Several of the movements prove quite compelling, beginning with the stormy Overture and then Russian Sea, an evocation of the “manifest destiny” of extending Russian hegemony and expelling all foreign elements from the Motherland. The Wedding Chorus contains a lyricism reliant on Russian folksong and Rimsky-Korsakov, but no less on Moussorgsky’s own penchant for broad earthy melodies. The Fire movement introduces the Boyars, enemies of Ivan whose drum rolls pack a devastating bite. One of the most beautiful scenes and melodies arises from The Storming of Kazan, in which a leitmotif for the Russian steppe wafts with that elemental Russian grace and melancholy that makes Prokofiev immortal. The subsequent battle images recall Nevsky’s “Battle on the Ice,” certainly, but also scenes from Rimsky-Korsakov’s The Maid of Pskov, Moussorgsky’s Boris Gudonov, and The Battle of Kershenetz from Rimsky-Korsakov’s The Invisible City of Kitezh.
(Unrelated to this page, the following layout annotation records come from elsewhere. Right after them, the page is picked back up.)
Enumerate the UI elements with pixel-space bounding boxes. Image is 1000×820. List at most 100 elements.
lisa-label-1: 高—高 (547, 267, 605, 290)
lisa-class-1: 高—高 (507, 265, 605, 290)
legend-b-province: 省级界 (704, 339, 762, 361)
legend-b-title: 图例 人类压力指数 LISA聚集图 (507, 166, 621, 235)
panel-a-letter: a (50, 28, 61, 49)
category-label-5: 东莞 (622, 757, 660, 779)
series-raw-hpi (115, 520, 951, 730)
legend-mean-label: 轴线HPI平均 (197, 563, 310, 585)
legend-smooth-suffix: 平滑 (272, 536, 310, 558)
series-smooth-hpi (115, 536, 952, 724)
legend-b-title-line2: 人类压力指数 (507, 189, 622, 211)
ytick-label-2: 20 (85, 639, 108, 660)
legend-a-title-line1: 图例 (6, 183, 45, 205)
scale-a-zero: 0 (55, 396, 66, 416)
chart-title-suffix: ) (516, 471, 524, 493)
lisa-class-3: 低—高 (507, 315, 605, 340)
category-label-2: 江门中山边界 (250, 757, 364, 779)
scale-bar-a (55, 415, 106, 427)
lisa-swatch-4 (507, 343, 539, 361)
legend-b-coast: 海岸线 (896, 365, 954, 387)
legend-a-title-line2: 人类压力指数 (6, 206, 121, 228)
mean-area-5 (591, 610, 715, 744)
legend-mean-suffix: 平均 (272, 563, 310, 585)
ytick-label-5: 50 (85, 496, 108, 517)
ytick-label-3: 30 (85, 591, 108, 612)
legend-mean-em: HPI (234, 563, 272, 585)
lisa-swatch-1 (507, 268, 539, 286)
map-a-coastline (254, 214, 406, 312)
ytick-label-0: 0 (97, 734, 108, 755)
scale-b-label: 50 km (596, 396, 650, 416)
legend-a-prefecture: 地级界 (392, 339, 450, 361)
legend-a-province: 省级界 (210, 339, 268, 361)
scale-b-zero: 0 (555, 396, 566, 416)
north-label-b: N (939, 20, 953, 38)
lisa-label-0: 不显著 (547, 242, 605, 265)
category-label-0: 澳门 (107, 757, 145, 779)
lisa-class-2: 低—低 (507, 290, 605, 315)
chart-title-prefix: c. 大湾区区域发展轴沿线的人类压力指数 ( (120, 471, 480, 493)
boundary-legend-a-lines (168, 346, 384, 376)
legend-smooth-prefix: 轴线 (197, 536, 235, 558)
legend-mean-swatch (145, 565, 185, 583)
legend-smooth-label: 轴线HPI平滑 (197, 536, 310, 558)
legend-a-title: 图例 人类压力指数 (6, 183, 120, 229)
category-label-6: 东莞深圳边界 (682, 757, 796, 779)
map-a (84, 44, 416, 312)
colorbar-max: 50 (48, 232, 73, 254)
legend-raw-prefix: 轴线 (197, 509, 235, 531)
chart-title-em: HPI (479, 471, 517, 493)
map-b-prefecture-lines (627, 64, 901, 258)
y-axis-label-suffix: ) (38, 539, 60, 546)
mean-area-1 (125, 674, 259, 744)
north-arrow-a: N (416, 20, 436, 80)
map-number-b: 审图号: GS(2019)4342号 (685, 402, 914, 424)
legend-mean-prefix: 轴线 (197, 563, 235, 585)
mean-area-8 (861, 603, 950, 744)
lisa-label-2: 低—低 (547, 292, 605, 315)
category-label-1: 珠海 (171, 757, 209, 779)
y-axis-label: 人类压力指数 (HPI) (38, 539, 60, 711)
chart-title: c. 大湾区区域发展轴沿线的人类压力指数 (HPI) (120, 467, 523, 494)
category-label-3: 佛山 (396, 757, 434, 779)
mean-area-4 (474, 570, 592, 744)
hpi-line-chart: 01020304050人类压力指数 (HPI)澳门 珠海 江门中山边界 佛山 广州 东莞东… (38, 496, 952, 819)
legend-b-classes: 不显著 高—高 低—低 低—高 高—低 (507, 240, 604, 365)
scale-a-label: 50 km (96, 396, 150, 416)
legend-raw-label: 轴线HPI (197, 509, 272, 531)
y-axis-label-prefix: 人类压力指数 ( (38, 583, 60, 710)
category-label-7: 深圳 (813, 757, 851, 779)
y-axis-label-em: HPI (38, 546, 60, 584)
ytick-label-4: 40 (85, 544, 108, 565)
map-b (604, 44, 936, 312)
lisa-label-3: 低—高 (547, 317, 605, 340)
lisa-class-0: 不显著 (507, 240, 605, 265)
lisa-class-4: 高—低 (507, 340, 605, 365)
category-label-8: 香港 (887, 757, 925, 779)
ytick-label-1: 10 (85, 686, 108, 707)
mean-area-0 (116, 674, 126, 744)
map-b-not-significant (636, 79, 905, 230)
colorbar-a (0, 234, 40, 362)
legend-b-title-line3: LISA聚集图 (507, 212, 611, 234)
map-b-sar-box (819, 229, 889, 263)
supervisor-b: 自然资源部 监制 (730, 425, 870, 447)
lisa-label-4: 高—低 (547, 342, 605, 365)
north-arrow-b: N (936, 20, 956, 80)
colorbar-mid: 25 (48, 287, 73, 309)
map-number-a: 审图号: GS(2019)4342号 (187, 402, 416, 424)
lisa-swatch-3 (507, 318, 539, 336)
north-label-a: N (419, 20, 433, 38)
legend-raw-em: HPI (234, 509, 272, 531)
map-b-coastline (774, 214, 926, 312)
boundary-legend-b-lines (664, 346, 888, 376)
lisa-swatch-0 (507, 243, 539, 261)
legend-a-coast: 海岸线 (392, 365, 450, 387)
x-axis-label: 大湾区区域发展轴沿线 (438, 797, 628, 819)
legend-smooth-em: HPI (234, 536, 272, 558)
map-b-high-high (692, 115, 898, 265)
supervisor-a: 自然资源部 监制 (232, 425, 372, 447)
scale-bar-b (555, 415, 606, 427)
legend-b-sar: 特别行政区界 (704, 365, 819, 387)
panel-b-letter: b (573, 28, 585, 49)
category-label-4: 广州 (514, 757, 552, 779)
The Ivan’s Sickness movement provides a wonderful vehicle for the Philharmonia double basses, as the dying Ivan despairs over the Boyars’ refusal to acknowledge his son Dmitri as his heir. The Adagio yields, miraculously, to an Andante sostenuto portraying Ivan’s recovery to the sound of a wordless chorus of benediction. At the Polish Court invokes a polonaise quite close to that which we find in Moussorgsky’s Boris. Prince Kurbsky intrigues with King Sigismund of Poland to surrender the Russian army. A theme of deceit enters in Anastasia, a movement devoted to Ivan’s faithful wife, but infected with the plot of the scheming aunt Ephrosynia, who wishes her simpleton son Vladimir on the throne. In the Song of the Beaver Skin, the contralto’s lullaby degenerates into a kind of Medea’s dance of vengeance.

The Banquet featured Eisenstein’s use of color–for the first and last time–the musical rhythms reminiscent of the victory sequences from Nevsky, except that the context involves the oprichniki, Ivan’s personal assassins and progenitors of the modern KGB. The baritone’s drinking song is punctuated by rhythms one step away from Carl Orff, assisted by police whistles and the whizzing of flying hatchets. With the ironic reversal of Ephrosynia’s plot–wherein her son Vladimir dons the regal apparel that attracts the oprichniki to stab him in the cathedral–the inverted liturgy builds to an evil bass crescendo and cymbal crash, the Song of the Beaver Skin intoning the slaughter not of Tsar Ivan but the pretender. The brief Finale invokes Ivan’s return to Moscow for the sake of The People, who chant that “We shall not permit Russia to be harmed.”

Intelligent and aurally incisive, the performance attests to Neeme Jarvi’s enduring skills as a Prokofiev interpreter of dramatic and gripping power.